I did fix the loch 'loading survex v1.1.15 .3d files' issue after the mendip session, but haven't got round to uploading the binaries yet. Sorry about that - I'm far too busy building an extension right now to get any survey software work done.

Thanks for the reply. As others have pointed out, LRUDs don't make sense without reference to legs and legs don't make make sense without reference to stations. The whole lot is linked. Surely you just need to apply a convention such as recording the LRUD data at the "from" station in the direction of the leg. That's what I've always done and thought it was fairly standard practice. I've never come across centreline and LRUDs being recorded separately.

A thing I really like about Survex is that you can enter your data in any order, call the stations whatever you like, change layout to suit your own style etc. This seems to have been lost for the passage tube feature. Now, I won't pretend to be a hugely experienced surveyor and I really wouldn't have clue how to write surveying software, but can't Survex work out what's a branch and what's not? It knows about which stations are connected to which and to how many.

I have used Toporobot on expedition and found the station numbering tedious. I've not used Pockettopo or DistoX as yet. Believe it nor not, many of us have not yet made the transition to paperless surveying and are still relying on more traditional techniques!

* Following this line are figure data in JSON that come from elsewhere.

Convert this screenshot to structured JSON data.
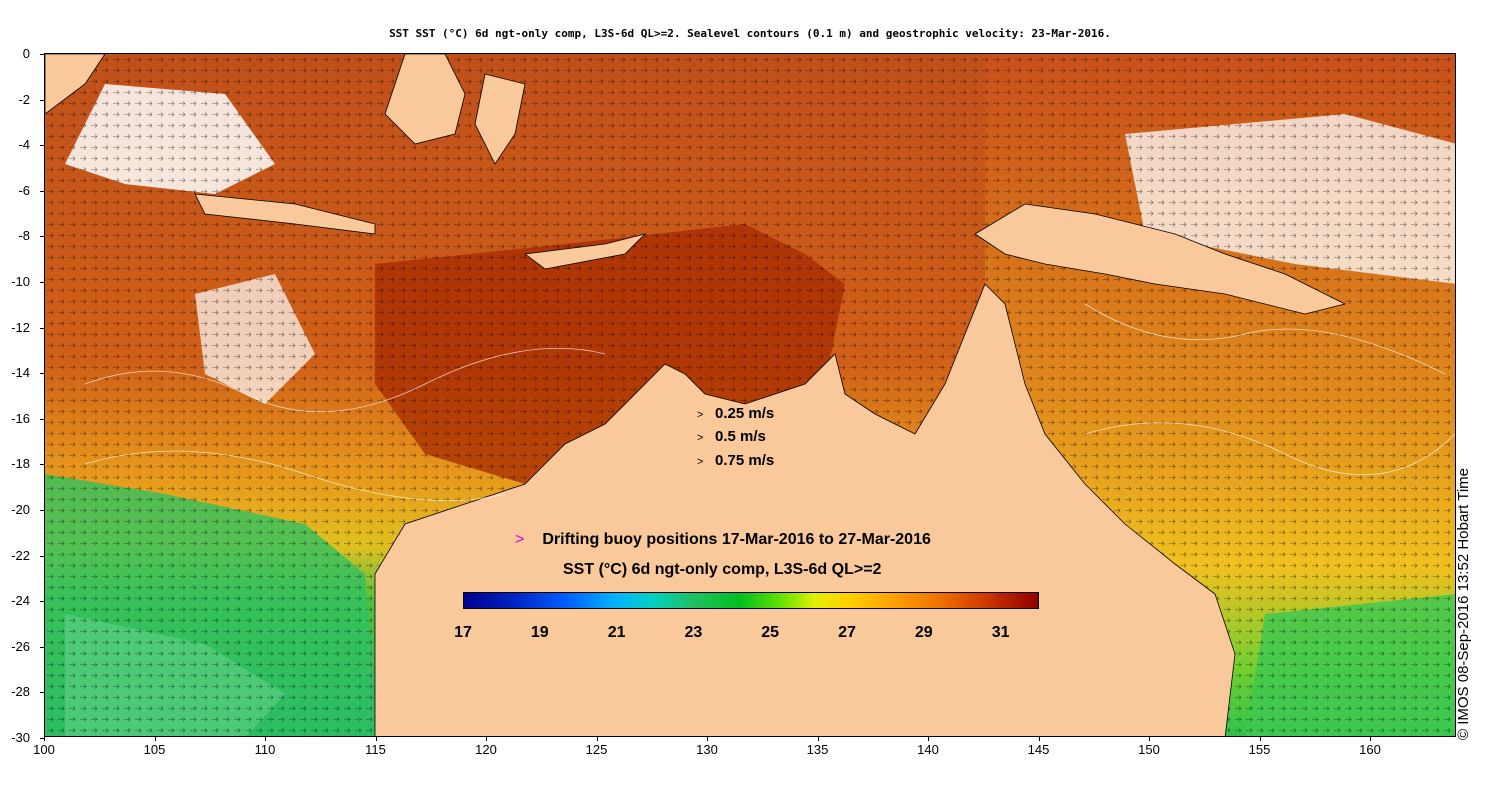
{
  "title": "SST SST (°C) 6d ngt-only comp, L3S-6d QL>=2. Sealevel contours (0.1 m) and geostrophic velocity: 23-Mar-2016.",
  "y_ticks": [
    "0",
    "-2",
    "-4",
    "-6",
    "-8",
    "-10",
    "-12",
    "-14",
    "-16",
    "-18",
    "-20",
    "-22",
    "-24",
    "-26",
    "-28",
    "-30"
  ],
  "x_ticks": [
    "100",
    "105",
    "110",
    "115",
    "120",
    "125",
    "130",
    "135",
    "140",
    "145",
    "150",
    "155",
    "160"
  ],
  "velocity_scale": [
    {
      "label": "0.25 m/s",
      "arrow": ">"
    },
    {
      "label": "0.5 m/s",
      "arrow": ">"
    },
    {
      "label": "0.75 m/s",
      "arrow": ">"
    }
  ],
  "buoy_legend": {
    "marker": ">",
    "label": "Drifting buoy positions 17-Mar-2016 to 27-Mar-2016",
    "marker_color": "#e000e0"
  },
  "colorbar": {
    "title": "SST (°C) 6d ngt-only comp, L3S-6d QL>=2",
    "ticks": [
      "17",
      "19",
      "21",
      "23",
      "25",
      "27",
      "29",
      "31"
    ],
    "range": [
      17,
      32
    ]
  },
  "credit": "© IMOS 08-Sep-2016 13:52 Hobart Time",
  "colors": {
    "land": "#f9c89b",
    "warm_sea": "#c84a10",
    "hot_sea": "#a52a00",
    "mid_sea": "#e8a020",
    "cool_sea": "#40c040",
    "cloud": "#ffffff"
  }
}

Good luck with the extension. I'm finding gardening in the sun far more attractive than drawing up a survey at the moment!

Rhys
 

graham

New member
Rhys said:
Believe it nor not, many of us have not yet made the transition to paperless surveying and are still relying on more traditional techniques!

Dinosaur-01-june.gif
 

Rhys

Moderator
lol

I'm waiting for the next generation; that doesn't rely on an obsolete instrument and palmtop! :p
 

graham

New member
Rhys said:
lol

I'm waiting for the next generation; that doesn't rely on an obsolete instrument and palmtop! :p

Well, I gather that Beat is working on a replacement DistoX and I am sure we can get PocketTopo running on an Android Slate (Tablet, call 'em what you will) just as soon as Otterbox have produced a waterproof case for them. Awkward to carry, but the bigger screen will be a serious benefit.  In the mean time I do know that Andrew once collected data using his Android phone.
 

Duncan Price

Active member
I'd like a dive proof digital compass with an LCD display that my poor eyes can read and doesn't go into some wierd mode (like my diving watch) when you press the wrong button.

Oh and a tablet computer waterproof to 200 m that you can still write on.

I've got a spare SONAR wand - maybe Beat could fit a compass module and BlueTooth to that!?